Session-wise summary of trial counts used for pooled MUA analyses

To examine learning-related dynamics, sessions were categorized into a learning phase and a consolidation phase based on behavioral performance, using a correct response rate threshold of 85% to delineate the boundary. The learning phase included sessions before the animal achieved ≥85% correct responses, while the consolidation phase included sessions once performance met or exceeded this threshold. We note that this 85% threshold was used as an operational criterion for phase labeling (learning vs consolidation), rather than as a strict stopping rule. Accordingly, the number of recorded sessions differed across pigeons: P109 and P121 include additional postacquisition sessions to sample stable (consolidation) activity, whereas P117 reached criterion by Session 3 and therefore did not undergo further training/recording sessions.
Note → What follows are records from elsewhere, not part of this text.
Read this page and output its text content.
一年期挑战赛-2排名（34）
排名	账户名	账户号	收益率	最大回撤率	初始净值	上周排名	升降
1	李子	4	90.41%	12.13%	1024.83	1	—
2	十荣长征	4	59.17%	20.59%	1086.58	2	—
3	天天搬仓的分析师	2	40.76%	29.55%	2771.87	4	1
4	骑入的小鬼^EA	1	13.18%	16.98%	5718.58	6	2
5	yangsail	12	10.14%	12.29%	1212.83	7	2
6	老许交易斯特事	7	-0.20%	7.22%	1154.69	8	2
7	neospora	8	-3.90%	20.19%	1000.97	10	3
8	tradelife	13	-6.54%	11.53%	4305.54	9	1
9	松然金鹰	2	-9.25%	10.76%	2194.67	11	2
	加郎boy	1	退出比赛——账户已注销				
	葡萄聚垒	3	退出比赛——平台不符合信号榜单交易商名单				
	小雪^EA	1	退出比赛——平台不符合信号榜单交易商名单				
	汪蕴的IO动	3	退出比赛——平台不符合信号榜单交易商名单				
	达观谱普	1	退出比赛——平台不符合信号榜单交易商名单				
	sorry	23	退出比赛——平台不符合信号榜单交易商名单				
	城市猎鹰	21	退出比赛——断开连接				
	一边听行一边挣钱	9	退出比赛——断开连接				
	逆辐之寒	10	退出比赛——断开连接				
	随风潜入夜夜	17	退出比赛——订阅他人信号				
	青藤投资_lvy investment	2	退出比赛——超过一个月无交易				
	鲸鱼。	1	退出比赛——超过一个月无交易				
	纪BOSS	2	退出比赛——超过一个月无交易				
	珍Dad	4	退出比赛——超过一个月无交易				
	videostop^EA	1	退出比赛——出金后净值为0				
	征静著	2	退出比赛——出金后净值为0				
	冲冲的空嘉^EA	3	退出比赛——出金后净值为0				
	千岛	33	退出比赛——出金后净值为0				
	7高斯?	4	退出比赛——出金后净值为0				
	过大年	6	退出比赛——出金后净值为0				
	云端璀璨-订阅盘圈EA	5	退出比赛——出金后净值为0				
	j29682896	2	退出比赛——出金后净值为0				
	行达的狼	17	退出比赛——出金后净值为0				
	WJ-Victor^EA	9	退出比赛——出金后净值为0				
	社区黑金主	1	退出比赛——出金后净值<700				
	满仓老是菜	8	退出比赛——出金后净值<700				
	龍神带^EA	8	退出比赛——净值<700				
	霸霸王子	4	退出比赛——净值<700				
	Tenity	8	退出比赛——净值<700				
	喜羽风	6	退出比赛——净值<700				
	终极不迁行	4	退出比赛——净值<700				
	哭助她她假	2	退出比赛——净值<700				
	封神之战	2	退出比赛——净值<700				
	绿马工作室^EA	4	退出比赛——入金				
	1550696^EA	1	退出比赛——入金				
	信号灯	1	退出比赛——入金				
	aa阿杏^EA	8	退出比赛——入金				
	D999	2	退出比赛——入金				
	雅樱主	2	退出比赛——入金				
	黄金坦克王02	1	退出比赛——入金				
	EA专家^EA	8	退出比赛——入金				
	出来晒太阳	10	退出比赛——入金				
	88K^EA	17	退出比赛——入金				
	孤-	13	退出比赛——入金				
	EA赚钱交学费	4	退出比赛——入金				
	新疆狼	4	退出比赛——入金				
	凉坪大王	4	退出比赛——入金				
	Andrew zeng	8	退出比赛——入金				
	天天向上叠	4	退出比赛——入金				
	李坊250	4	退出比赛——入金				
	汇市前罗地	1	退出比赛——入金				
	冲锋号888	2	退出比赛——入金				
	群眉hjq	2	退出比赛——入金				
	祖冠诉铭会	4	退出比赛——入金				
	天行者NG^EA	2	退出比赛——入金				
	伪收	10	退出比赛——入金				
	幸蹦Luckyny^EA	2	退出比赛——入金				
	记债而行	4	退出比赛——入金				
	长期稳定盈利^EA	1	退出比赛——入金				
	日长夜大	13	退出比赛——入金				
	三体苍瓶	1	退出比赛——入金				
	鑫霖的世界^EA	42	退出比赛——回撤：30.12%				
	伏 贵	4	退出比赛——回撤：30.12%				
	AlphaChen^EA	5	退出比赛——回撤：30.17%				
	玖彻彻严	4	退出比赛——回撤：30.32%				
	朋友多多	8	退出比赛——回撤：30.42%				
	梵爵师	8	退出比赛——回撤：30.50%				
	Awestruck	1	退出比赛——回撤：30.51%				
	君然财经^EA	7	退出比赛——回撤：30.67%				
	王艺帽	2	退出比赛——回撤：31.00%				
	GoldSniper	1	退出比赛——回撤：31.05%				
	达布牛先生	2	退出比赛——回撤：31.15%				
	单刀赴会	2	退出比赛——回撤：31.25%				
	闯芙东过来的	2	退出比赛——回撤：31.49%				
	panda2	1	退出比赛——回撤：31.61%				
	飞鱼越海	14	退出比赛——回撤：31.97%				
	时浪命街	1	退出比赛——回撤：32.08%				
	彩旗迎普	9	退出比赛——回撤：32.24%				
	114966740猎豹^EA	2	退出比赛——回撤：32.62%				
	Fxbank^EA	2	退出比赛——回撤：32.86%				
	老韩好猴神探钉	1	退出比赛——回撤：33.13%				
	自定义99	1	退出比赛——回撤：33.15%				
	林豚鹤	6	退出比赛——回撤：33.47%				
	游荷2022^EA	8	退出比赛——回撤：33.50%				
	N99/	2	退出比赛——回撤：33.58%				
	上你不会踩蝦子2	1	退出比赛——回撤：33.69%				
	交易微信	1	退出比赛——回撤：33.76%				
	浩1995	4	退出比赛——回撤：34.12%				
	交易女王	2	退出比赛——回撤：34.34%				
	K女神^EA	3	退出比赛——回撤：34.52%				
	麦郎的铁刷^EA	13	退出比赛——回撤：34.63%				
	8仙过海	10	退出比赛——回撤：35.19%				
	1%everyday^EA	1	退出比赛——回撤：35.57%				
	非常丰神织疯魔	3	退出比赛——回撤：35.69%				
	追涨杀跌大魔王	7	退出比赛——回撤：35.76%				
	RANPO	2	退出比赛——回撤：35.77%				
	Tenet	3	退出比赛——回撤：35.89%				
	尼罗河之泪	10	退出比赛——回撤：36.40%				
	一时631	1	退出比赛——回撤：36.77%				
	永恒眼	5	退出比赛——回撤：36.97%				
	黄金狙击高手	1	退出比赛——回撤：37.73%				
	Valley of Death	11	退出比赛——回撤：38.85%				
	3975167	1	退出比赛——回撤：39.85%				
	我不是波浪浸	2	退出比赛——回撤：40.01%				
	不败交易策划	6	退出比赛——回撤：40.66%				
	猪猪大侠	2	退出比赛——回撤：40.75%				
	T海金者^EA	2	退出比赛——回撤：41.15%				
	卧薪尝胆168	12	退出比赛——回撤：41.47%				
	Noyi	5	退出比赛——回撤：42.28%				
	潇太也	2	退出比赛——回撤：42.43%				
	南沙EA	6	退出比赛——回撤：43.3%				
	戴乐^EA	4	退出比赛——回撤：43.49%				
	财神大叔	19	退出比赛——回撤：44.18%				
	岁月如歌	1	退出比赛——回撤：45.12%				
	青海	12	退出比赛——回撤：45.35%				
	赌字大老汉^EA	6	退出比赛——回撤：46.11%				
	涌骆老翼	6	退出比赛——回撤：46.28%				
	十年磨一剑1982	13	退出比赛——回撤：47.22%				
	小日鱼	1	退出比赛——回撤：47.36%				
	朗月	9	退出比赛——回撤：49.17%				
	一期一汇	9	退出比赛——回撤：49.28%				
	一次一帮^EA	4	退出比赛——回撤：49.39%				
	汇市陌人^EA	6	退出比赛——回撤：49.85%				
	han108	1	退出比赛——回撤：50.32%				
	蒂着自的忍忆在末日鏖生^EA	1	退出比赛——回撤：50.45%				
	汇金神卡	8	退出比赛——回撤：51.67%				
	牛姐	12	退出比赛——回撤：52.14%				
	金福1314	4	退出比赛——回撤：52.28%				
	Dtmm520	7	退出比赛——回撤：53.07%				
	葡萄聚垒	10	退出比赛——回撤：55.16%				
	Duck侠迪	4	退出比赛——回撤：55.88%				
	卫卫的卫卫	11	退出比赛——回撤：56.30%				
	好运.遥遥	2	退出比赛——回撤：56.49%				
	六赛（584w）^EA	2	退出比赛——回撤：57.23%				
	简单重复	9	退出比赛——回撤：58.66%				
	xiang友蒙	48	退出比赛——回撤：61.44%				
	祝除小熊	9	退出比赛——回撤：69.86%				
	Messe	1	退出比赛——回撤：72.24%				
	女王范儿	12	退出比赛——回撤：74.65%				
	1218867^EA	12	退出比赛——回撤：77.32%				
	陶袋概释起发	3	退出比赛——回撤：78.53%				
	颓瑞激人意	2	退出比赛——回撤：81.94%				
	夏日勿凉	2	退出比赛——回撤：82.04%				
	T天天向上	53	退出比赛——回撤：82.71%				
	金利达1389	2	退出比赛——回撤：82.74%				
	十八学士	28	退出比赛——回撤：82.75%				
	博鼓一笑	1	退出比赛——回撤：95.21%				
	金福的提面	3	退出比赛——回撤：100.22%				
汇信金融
For event-aligned neural analyses, the precue period was defined as the 0.5 s precue reference window immediately preceding cue onset (−0.5 to 0 s), the cue period as the 0.5 s window immediately following cue onset (0–0.5 s), and the reward/outcome period as the 0.5 s window following reward delivery (0–0.5 s relative to reward onset; rewarded trials only). This precue definition was chosen to quantify firing changes in a temporally contiguous window around cue onset; we note that as learning progresses, the precue window may include anticipatory activity and therefore precue referenced effects are interpreted conservatively. For visualization, these three event-locked segments were concatenated into a 1.5 s analysis window (precue to cue to outcome), with time shown relative to cue onset (and outcome onset where applicable).

Statistical analysis

Statistical analyses were performed using nonparametric tests. For paired comparisons within the same trials or sessions (e.g., precue vs cue or precue vs reward within a session), we used the Wilcoxon signed-rank test. For comparisons between independent groups (e.g., learning vs consolidation phase when treated as independent samples), we used the Wilcoxon rank-sum test. All tests were two-tailed with significance set at p<0.05 . In figures, * indicates p<0.05 and n.s. indicates nonsignificance.

Results

We first summarize the behavioral learning progress and provide an overview of the recorded spiking signals. Across pigeons, cue+ (green-key) pecking accuracy increased over training sessions, reaching a stable high level as the task was acquired (Fig. 2a; P109 and P121, Sessions 1–5; P117, Sessions 1–3). To illustrate the quality of the recorded spiking activity after preprocessing, we also show representative spike waveform samples extracted from the VTA recordings (Fig. 2b). Building on this behavioral improvement and signal overview, we next analyzed event-aligned VTA pooled MUA dynamics during cue+ trials across sessions.

Figure 2.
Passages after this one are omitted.